What if all the real and imagined aches and ailments I have don’t materialize and hamper my health and quality of life until I reach 70, even 80? What if advances in science allow me to live fairly comfortably up to 100?

What if the Philippine government straightens its act in the next five to 10 years? Coupled with a booming economy, a caring and responsive society with enough creativity and resources to take care of its elderly would no longer be farfetched.

TODAY, they say, is the first day of the rest of your life.

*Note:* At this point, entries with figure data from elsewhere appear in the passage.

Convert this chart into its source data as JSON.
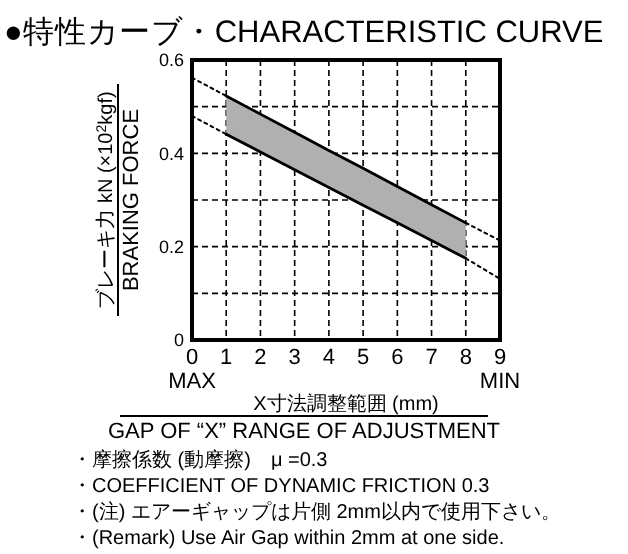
{
  "chart_data": {
    "type": "line",
    "title": "●特性カーブ・CHARACTERISTIC CURVE",
    "xlabel": "X寸法調整範囲 (mm)\nGAP OF “X” RANGE OF ADJUSTMENT",
    "ylabel": "ブレーキ力 kN (×10$^{2}$kgf)\nBRAKING FORCE",
    "xlim": [
      0,
      9
    ],
    "ylim": [
      0,
      0.6
    ],
    "xticks": [
      {
        "value": 0,
        "label": "0\nMAX"
      },
      1,
      2,
      3,
      4,
      5,
      6,
      7,
      {
        "value": 8,
        "label": "8"
      },
      {
        "value": 9,
        "label": "9\nMIN"
      }
    ],
    "yticks": [
      0,
      {
        "value": 0.1,
        "label": null
      },
      0.2,
      {
        "value": 0.3,
        "label": null
      },
      0.4,
      {
        "value": 0.5,
        "label": null
      },
      0.6
    ],
    "grid": true,
    "series": [
      {
        "x": [
          1,
          2,
          3,
          4,
          5,
          6,
          7,
          8
        ],
        "values": [
          0.523,
          0.484,
          0.445,
          0.406,
          0.368,
          0.329,
          0.29,
          0.251
        ],
        "lower": [
          0.441,
          0.403,
          0.365,
          0.327,
          0.289,
          0.251,
          0.213,
          0.175
        ],
        "upper": [
          0.523,
          0.484,
          0.445,
          0.406,
          0.368,
          0.329,
          0.29,
          0.251
        ],
        "color": "#000000",
        "line_style": "solid"
      },
      {
        "x": [
          1,
          2,
          3,
          4,
          5,
          6,
          7,
          8
        ],
        "values": [
          0.441,
          0.403,
          0.365,
          0.327,
          0.289,
          0.251,
          0.213,
          0.175
        ],
        "color": "#000000",
        "line_style": "solid"
      },
      {
        "x": [
          0,
          1
        ],
        "values": [
          0.562,
          0.523
        ],
        "color": "#000000",
        "line_style": "dotted"
      },
      {
        "x": [
          8,
          9
        ],
        "values": [
          0.251,
          0.213
        ],
        "color": "#000000",
        "line_style": "dotted"
      },
      {
        "x": [
          0,
          1
        ],
        "values": [
          0.48,
          0.441
        ],
        "color": "#000000",
        "line_style": "dotted"
      },
      {
        "x": [
          8,
          9
        ],
        "values": [
          0.175,
          0.131
        ],
        "color": "#000000",
        "line_style": "dotted"
      }
    ],
    "annotations": [
      "・摩擦係数 (動摩擦)　μ =0.3",
      "・COEFFICIENT OF DYNAMIC FRICTION 0.3",
      "・(注) エアーギャップは片側 2mm以内で使用下さい。",
      "・(Remark) Use Air Gap within 2mm at one side."
    ]
  }
}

TODAY, they say, is the first day of the rest of your life.

The new 50

And with current advances in science, 70 could yet become the new 50. Should that happen, extending people’s longevity and quality of life well beyond 100 would become the norm rather than the exception.

As for my impending retirement, I could start viewing such a crossroad like the ancient Chinese once did—both as a challenge and as an opportunity.

Experiencing a major shake-out that would require you to leave your comfort zone is never easy. Even animals are hardwired through instinct to stick as much as possible to the tried and tested.

But sometimes, you need to occasionally go through certain personal upheavals to discover and tap into previously unknown reserves of strength from within.

Adapt or else

Adapt or perish. We may not be aware of it all the time, but that has been a choice we’ve been making every single day of our lives since Day One. Otherwise, none of us would be here anymore. Man or beast, the rule knows no exception.

There, I’m feeling better already. Whatever is in store for each of us, may we find the strength, courage and wisdom to deal with matters that need to be dealt with in 2015. With apologies to Nike and Adidas, let’s just do it because impossible is nothing.

Happy New Year!

GIVE peas, er, peace a chance. Why not?

GIVE peas, er, peace a chance. Why not?